The numbers are broken down into OCOG (Organizing Committee for the Olympic Games) costs and non-OCOG costs. The $4.7 billion OCOG budget is privately funded and would cover the construction of temporary venues as well as the cost of putting on the games themselves. The $3.4 billion non-OCOG budget, separate from the operating budget, would be funded by a public/private partnership.
For each of these three venues, the non-OCOG cost is higher than the OCOG. While the total OCOG cost for the IBC/MPC have been budgeted within $200,000, nowhere are cost overruns factored in.

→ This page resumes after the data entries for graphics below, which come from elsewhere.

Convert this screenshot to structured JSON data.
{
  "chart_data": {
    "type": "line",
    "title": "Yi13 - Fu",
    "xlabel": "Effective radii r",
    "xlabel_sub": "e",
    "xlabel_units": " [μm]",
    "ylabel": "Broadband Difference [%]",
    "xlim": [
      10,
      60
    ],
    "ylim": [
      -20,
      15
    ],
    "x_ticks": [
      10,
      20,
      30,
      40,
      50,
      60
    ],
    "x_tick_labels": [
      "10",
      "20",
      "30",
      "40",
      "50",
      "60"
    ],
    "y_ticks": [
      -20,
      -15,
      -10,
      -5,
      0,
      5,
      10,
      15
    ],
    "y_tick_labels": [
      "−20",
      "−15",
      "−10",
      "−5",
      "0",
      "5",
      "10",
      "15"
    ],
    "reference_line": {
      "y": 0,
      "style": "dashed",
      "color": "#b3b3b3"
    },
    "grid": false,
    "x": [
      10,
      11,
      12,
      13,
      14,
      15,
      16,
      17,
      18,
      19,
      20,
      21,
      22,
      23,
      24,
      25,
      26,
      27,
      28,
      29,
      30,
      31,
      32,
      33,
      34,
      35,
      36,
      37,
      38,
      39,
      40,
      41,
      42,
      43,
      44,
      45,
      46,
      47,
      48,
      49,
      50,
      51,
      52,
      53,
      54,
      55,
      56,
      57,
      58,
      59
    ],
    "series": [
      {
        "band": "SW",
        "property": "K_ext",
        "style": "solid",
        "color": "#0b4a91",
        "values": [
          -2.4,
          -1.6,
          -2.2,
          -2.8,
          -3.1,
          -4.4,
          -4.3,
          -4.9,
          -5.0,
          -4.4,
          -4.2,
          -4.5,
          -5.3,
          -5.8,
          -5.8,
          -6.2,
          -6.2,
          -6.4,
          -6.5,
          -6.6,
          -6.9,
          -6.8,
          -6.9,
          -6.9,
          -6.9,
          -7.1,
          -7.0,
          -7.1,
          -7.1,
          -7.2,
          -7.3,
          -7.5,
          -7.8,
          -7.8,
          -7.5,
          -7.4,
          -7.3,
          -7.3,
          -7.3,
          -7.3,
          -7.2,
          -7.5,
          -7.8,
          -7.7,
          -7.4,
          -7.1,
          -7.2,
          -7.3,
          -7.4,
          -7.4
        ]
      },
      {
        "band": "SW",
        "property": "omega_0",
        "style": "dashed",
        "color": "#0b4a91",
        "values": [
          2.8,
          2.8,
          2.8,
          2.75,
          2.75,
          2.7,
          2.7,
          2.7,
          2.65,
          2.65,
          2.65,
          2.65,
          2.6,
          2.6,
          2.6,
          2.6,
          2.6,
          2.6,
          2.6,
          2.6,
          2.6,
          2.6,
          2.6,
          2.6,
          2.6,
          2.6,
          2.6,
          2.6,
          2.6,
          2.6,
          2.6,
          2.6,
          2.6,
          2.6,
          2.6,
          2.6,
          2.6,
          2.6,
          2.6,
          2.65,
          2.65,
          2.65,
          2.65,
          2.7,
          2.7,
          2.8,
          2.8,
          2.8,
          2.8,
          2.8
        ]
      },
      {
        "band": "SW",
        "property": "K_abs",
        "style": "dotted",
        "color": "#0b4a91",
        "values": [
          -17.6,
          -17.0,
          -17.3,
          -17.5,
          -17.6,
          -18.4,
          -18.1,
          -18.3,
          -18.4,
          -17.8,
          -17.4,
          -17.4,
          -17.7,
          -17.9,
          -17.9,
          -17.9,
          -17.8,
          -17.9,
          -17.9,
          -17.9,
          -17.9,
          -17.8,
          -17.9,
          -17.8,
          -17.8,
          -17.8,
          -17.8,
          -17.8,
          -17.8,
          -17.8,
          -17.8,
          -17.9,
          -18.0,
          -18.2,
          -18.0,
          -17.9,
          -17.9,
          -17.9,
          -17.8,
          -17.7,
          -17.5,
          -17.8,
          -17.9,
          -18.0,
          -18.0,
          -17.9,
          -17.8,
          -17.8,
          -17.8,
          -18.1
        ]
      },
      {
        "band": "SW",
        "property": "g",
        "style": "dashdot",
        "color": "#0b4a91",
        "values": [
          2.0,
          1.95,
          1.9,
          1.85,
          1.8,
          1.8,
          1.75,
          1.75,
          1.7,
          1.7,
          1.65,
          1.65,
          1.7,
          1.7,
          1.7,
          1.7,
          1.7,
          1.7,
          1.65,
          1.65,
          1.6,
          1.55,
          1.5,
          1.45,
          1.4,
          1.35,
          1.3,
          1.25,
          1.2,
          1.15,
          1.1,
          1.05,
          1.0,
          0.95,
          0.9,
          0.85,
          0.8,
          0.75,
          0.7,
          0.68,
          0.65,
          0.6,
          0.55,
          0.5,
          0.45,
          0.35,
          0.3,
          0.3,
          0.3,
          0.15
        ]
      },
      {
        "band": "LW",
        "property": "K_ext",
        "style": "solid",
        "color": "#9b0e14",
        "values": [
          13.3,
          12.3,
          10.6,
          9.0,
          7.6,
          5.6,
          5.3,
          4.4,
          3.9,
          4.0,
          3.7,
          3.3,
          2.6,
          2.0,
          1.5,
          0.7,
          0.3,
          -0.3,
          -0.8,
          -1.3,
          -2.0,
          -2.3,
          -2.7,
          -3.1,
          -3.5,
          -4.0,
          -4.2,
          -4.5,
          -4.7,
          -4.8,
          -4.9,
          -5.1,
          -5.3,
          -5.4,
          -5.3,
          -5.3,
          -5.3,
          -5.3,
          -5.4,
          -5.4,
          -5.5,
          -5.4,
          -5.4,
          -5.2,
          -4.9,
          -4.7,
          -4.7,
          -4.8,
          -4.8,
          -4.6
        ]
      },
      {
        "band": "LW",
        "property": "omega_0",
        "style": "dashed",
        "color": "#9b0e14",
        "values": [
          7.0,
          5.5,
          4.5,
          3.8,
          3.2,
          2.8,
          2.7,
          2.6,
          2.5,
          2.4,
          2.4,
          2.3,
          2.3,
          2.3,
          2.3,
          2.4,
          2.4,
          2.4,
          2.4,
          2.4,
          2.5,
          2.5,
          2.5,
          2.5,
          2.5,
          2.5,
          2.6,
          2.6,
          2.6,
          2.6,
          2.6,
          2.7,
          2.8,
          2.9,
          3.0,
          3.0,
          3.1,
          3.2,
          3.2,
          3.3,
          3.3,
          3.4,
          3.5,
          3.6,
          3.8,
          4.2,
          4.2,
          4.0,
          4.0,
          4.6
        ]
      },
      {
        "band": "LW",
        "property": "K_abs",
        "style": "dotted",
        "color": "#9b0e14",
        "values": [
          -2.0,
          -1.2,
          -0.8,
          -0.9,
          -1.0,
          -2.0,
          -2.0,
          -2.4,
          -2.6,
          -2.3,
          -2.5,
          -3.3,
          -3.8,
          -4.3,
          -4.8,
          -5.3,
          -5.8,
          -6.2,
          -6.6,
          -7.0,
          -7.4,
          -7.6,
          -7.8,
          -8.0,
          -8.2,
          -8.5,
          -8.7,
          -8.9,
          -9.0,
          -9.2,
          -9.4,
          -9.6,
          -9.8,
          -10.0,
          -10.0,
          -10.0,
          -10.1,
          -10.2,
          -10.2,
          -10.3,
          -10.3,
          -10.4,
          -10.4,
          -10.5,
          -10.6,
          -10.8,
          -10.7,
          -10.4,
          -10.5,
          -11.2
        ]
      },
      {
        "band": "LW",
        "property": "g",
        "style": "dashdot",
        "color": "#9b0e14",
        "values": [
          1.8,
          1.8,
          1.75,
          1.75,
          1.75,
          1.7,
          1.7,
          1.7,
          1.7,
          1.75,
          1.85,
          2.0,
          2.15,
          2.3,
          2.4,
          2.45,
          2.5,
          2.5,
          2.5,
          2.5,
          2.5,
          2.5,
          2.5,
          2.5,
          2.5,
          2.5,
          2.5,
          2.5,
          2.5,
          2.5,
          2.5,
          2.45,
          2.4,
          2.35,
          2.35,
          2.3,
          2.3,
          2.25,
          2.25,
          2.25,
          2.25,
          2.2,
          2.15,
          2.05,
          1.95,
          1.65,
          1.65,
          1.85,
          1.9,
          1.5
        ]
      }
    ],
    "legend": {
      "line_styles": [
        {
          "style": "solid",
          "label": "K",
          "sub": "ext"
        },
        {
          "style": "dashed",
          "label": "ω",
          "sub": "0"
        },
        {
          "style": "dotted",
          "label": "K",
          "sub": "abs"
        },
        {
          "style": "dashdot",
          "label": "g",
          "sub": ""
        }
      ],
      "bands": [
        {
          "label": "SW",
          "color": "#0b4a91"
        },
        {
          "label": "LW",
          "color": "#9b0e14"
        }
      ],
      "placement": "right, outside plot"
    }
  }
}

UMDI senior researcher Mark Melnik asked Boston 2024 general counsel Emiley Lockhart about this in a December 11, 2014 email, also included in Fleming’s bundle.
“Would the insurance premiums for cost overruns be covered by the OCOG budget? Is that cost already built in to the budget?” Melnik asked. Lockhart’s response:
To answer your question below about cost overruns and insurance, I can offer the following: Under the IOC rules, the City must be a party to the Host City Contract and, therefore make commitments, including a general financial guarantee. From the start, Boston 2024 has made it clear that it will do everything possible to avoid the City having exposure under its guarantee by protecting against cost overruns and other financial risks. Such protections include, but are not limited to, an insurance package. While the insurance will be obtained in the name of the City and the City will be a beneficiary (thus making the City’s strong credit a relevant factor in the determination of the premiums) the premiums would be paid from the budget for the Games at no cost to the City. Further, Boston 2024 will fully indemnify the City for all of its obligations.
“The transparency that Boston 2024 has bragged about for so long is a joke,” former gubernatorial candidate and United Independent Party head Evan Falchuk told Boston in an email. “Detailed disclosures about this bid haven’t been offered up by Boston 2024, they’ve been extracted from them.”
The same document also breaks down OCOG and non-OCOG costs by sporting event. Many events are listed with a non-OCOG cost of zero. For example, a temporary, 7,000-person shooting range is budgeted for $40 million entirely in OCOG, while a planned 10,000-person venue for handball is budgeted for $5 million in OCOG and $78.5 million in non-OCOG. The proposed velodrome track in Somerville’s Assembly Square, which Mayor Joe Curtatone has publicly opposed, is split, with $30 million budgeted in both OCOG and non-OCOG.
“We are in the early stages of what will be a long and collaborative process that will include extensive public input, and the very preliminary projections that are referred to were just that – preliminary,” says Boston 2024 vice president Erin Murphy. “We will be releasing updated budget and venue proposals based on this extensive public input in the coming months.”
“What we see in these documents is that this is a very costly bid—it requires building the three most expensive Olympic venues from scratch,” Christopher Dempsey of No Boston Olympics said in an email. “London’s Olympic organizers estimated they would spend less than $600 million on those venues — but after overruns they spent more than $1.4 billion. The worst part of all is that Massachusetts taxpayers will be on the hook when overruns happen here. This bid is just too risky, and these documents show that.”